A question was asked about compulsory licensing in pandemic situations, noting that it applies only to patents and not to materials.8 So responded that compulsory licensing is currently done at the national level, but there has been some discussion of the issues of collective action, such as an economic bloc acting as a group to implement a joint compulsory license. So suggested that a compulsory license is not very valuable if the market is for a single, small country, especially a developing country. Mulder said that South Africa has compulsory licensing and there have only been three applications thus far, and all have been denied. She noted that even though compulsory licensing applies only to patents, there are requirements that the materials needed to enable the patent must be deposited in a publicly available repository.
Sharing Negative Data
The importance of sharing negative data was emphasized. A participant observed that during the Ebola outbreak there were negative data that were not publicly available, and treatment decisions were informed only by the publicly available data. It was noted that industry is now releasing both positive and negative data, but negative data from academic and government laboratories are often not published or released. Marks noted that most journals are not interested in publishing negative results.

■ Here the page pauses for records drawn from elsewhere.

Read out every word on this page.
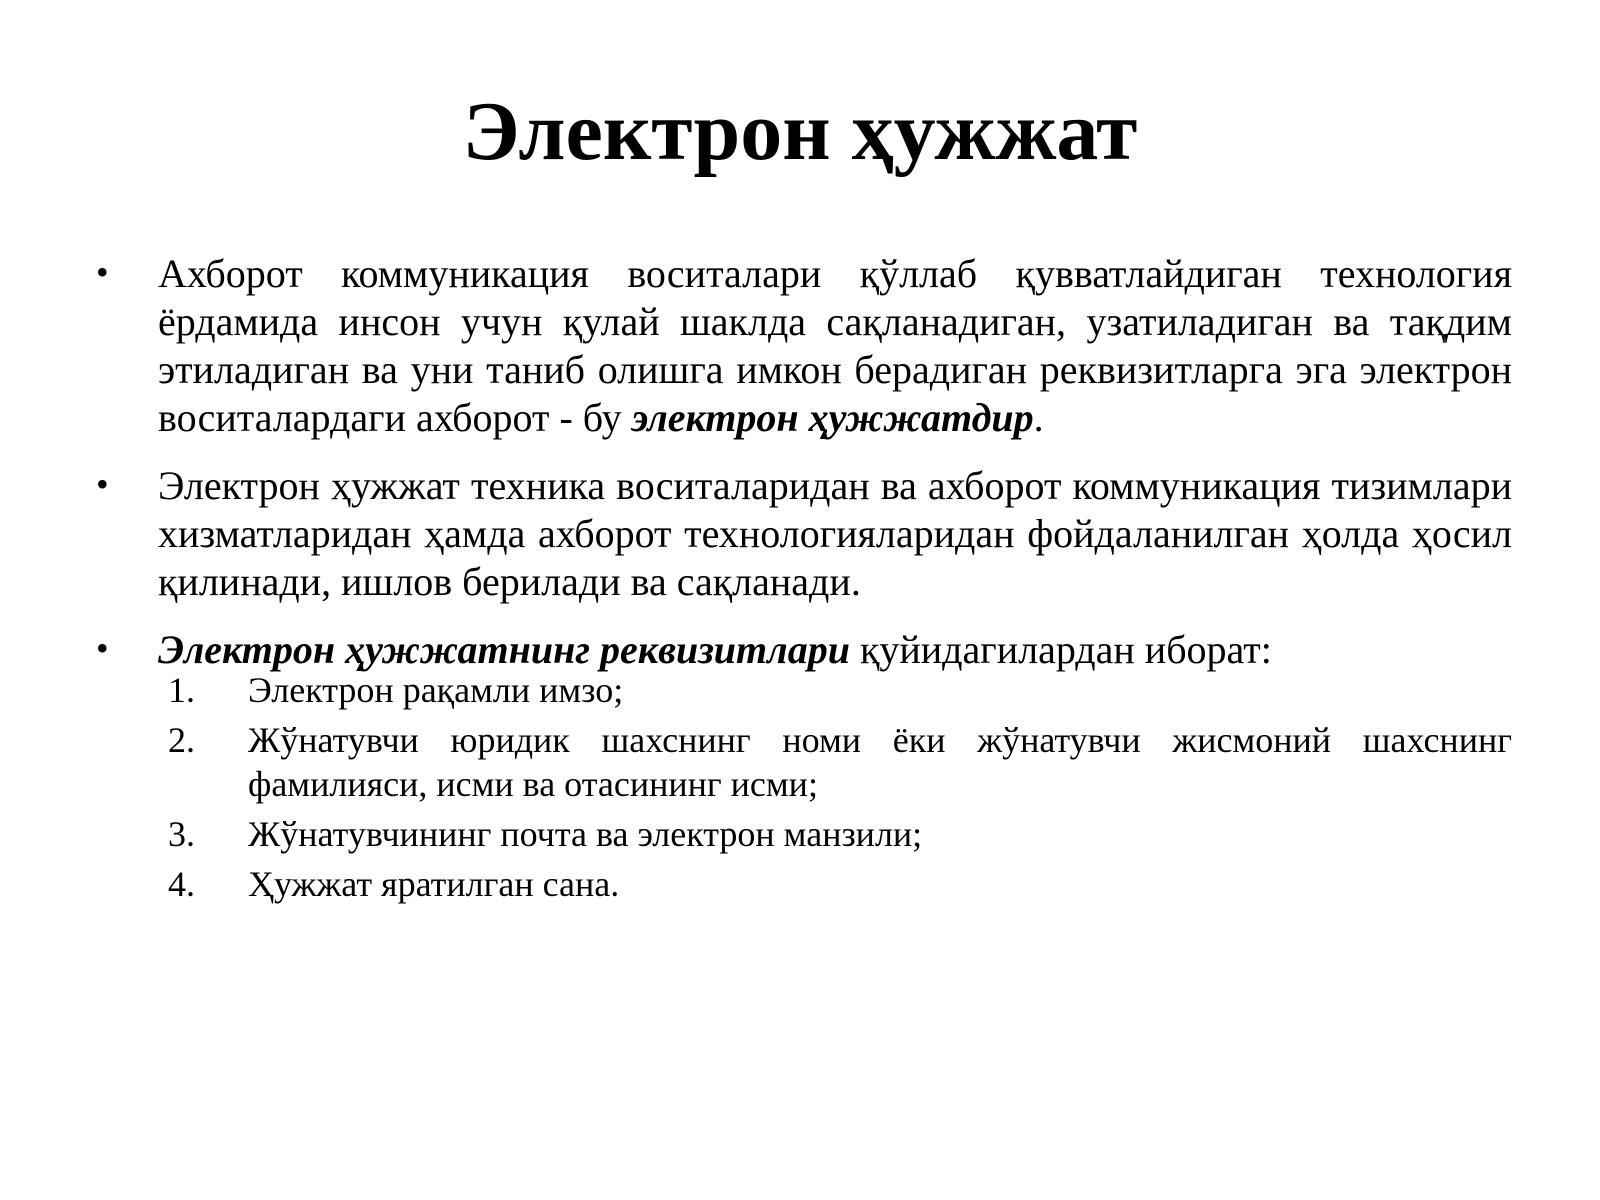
Электрон ҳужжат
• Ахборот коммуникация воситалари қўллаб қувватлайдиган технология ёрдамида инсон учун қулай шаклда сақланадиган, узатиладиган ва тақдим этиладиган ва уни таниб олишга имкон берадиган реквизитларга эга электрон воситалардаги ахборот - бу электрон ҳужжатдир.
• Электрон ҳужжат техника воситаларидан ва ахборот коммуникация тизимлари хизматларидан ҳамда ахборот технологияларидан фойдаланилган ҳолда ҳосил қилинади, ишлов берилади ва сақланади.
• Электрон ҳужжатнинг реквизитлари қуйидагилардан иборат:
1.	Электрон рақамли имзо;
2.	Жўнатувчи юридик шахснинг номи ёки жўнатувчи жисмоний шахснинг фамилияси, исми ва отасининг исми;
3.	Жўнатувчининг почта ва электрон манзили;
4.	Ҳужжат яратилган сана.
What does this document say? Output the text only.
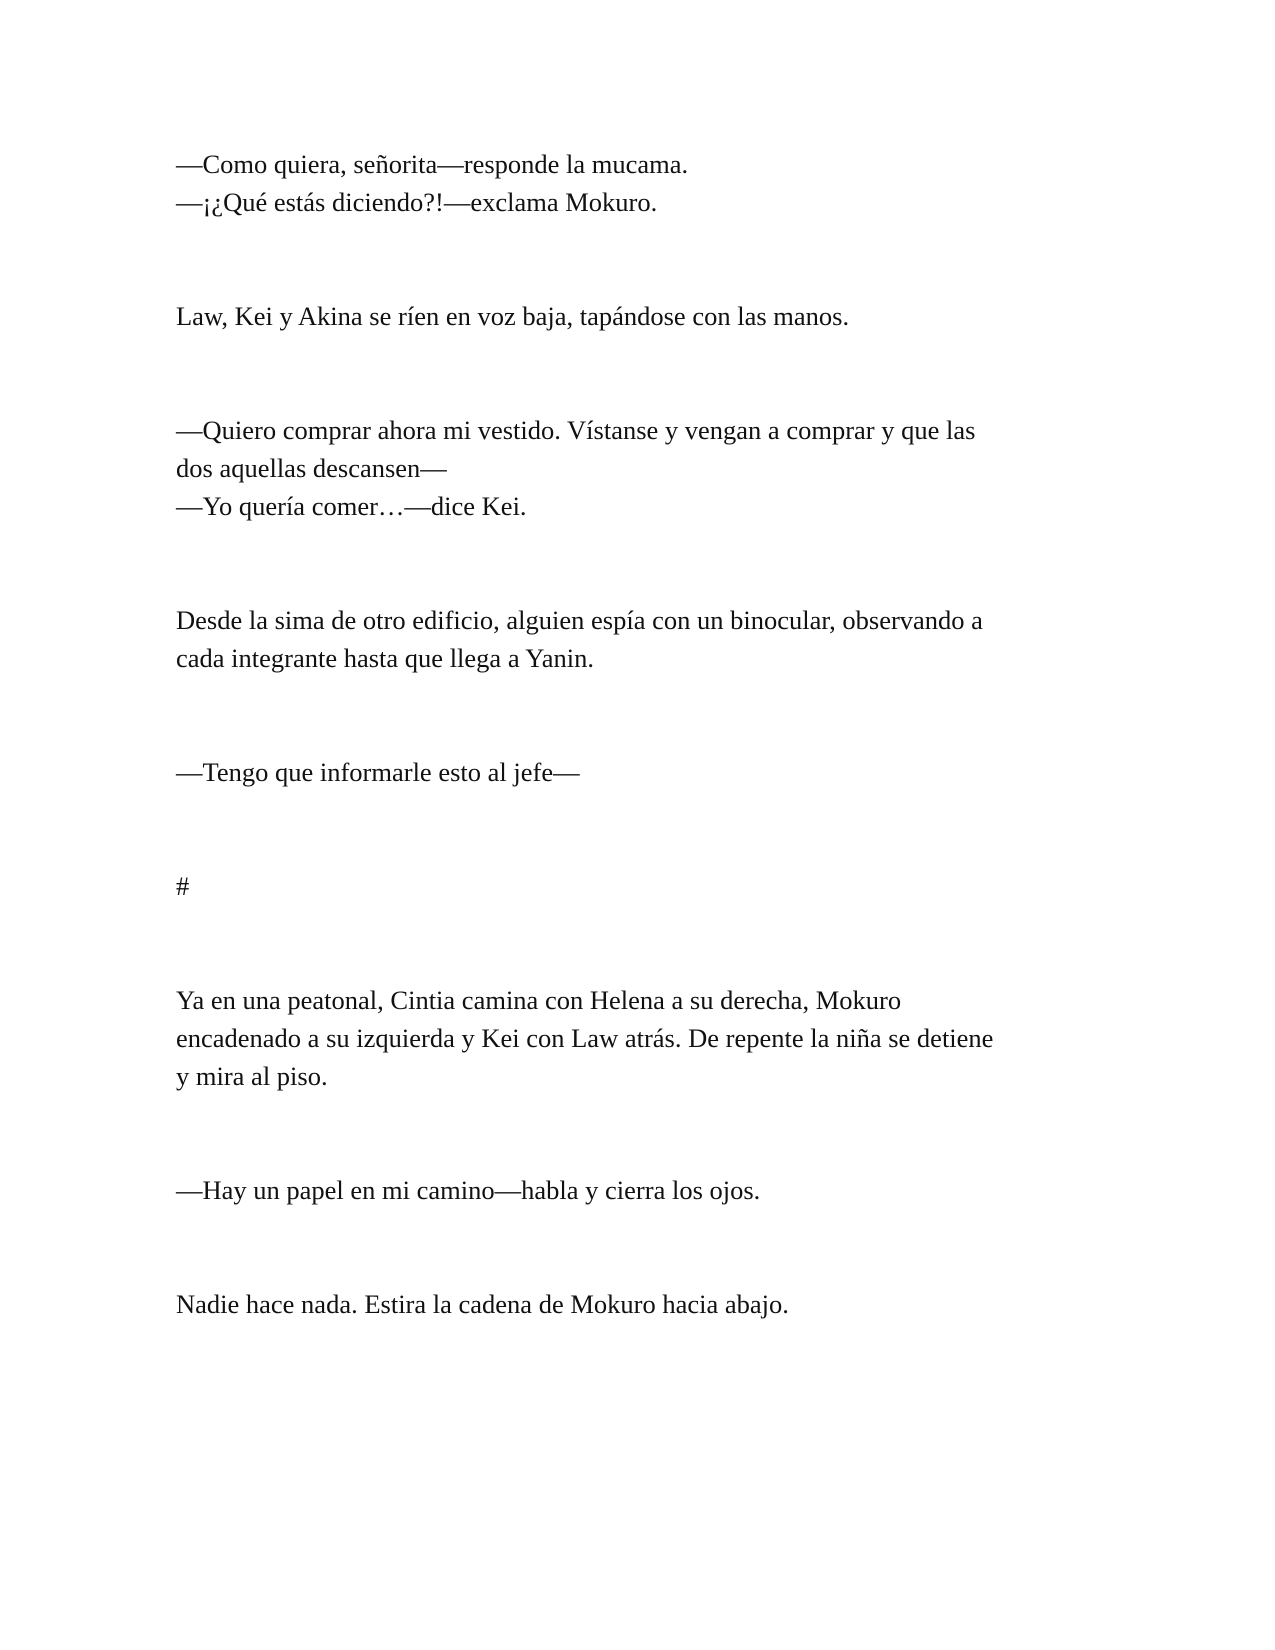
—Como quiera, señorita—responde la mucama.

—¡¿Qué estás diciendo?!—exclama Mokuro.

Law, Kei y Akina se ríen en voz baja, tapándose con las manos.

—Quiero comprar ahora mi vestido. Vístanse y vengan a comprar y que las

dos aquellas descansen—

—Yo quería comer…—dice Kei.

Desde la sima de otro edificio, alguien espía con un binocular, observando a

cada integrante hasta que llega a Yanin.

—Tengo que informarle esto al jefe—

#

Ya en una peatonal, Cintia camina con Helena a su derecha, Mokuro

encadenado a su izquierda y Kei con Law atrás. De repente la niña se detiene

y mira al piso.

—Hay un papel en mi camino—habla y cierra los ojos.

Nadie hace nada. Estira la cadena de Mokuro hacia abajo.
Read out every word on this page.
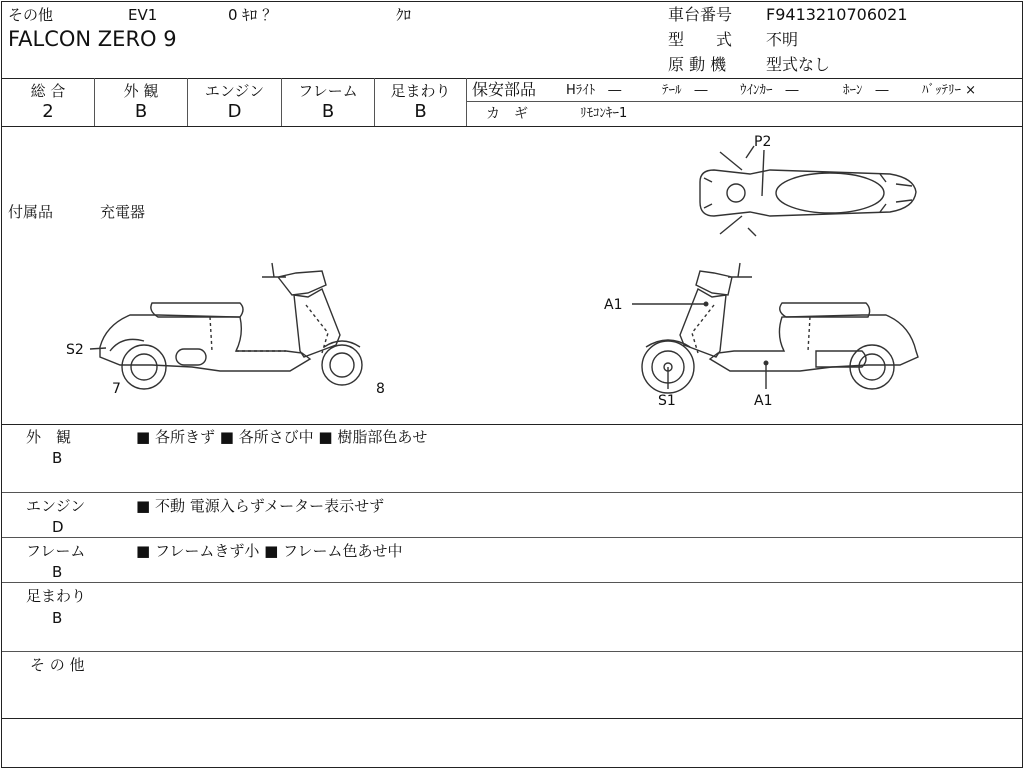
その他	EV1	0 ｷﾛ ？	ｸﾛ
FALCON ZERO 9
車台番号 F9413210706021
型　　式 不明
原 動 機 型式なし
総 合	外 観	エンジン	フレーム	足まわり
2	B	D	B	B
保安部品 Hﾗｲﾄ　―	ﾃｰﾙ　― ｳｲﾝｶｰ　―	ﾎｰﾝ　―	ﾊﾞｯﾃﾘｰ ×
カ　ギ	ﾘﾓｺﾝｷｰ1
付属品	充電器
S2
7	8
P2
A1
S1	A1
外　観
B
■ 各所きず ■ 各所さび中 ■ 樹脂部色あせ
エンジン
D
■ 不動 電源入らずメーター表示せず
フレーム
B
■ フレームきず小 ■ フレーム色あせ中
足まわり
B
そ の 他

7 Though not presented at the workshop, discussion and proposals about price, particularly that aim to ensure that a product is affordable, can be undertaken with relevant stakeholders, such as the case of the MenAfriVAC vaccine under the Meningitis Vaccine Project. For more information see http://www.meningvax.org/faq.php (accessed November 13, 2015).
8 Briefly, a compulsory license is granted by a government to a generic drug-maker for the production of a generic version of a patented product without the patent owner’s consent. Grounds for granting compulsory licenses are determined by the individual country.
Participants also briefly discussed liability concerns, which can be a disincentive for engagement in research. So said that a review by WHO of international no-fault systems for vaccines found that 19 countries have vaccine compensation systems to address liability: 13 in Europe, and none in developing countries. Typically, national governments are involved, funding may be derived from a manufacturer’s tax, the products that are covered vary, and eligibility and compensation decisions might depend on a standard of proof. In the United States, for example, systems include the National Vaccine Injury Compensation Program, and the countermeasures injury compensation provisions of the Public Readiness and Emergency Preparedness (PREP) Act. Venkayya added that, before passage of the PREP Act, potential liability was the primary impediment to companies engaging in pandemic influenza preparedness, and biodefense preparedness after the terrorist attacks. After the PREP Act was implemented, this liability was no longer a barrier to engagement. This legislation, he said, was critical to creating an environment in which companies were willing to make investments to address unknown threats, or known threats with an unknown time frame for emergence. Venkayya called for globalization of this concept, before the next crisis, and he suggested that an independent entity propose legislative language for consideration by countries.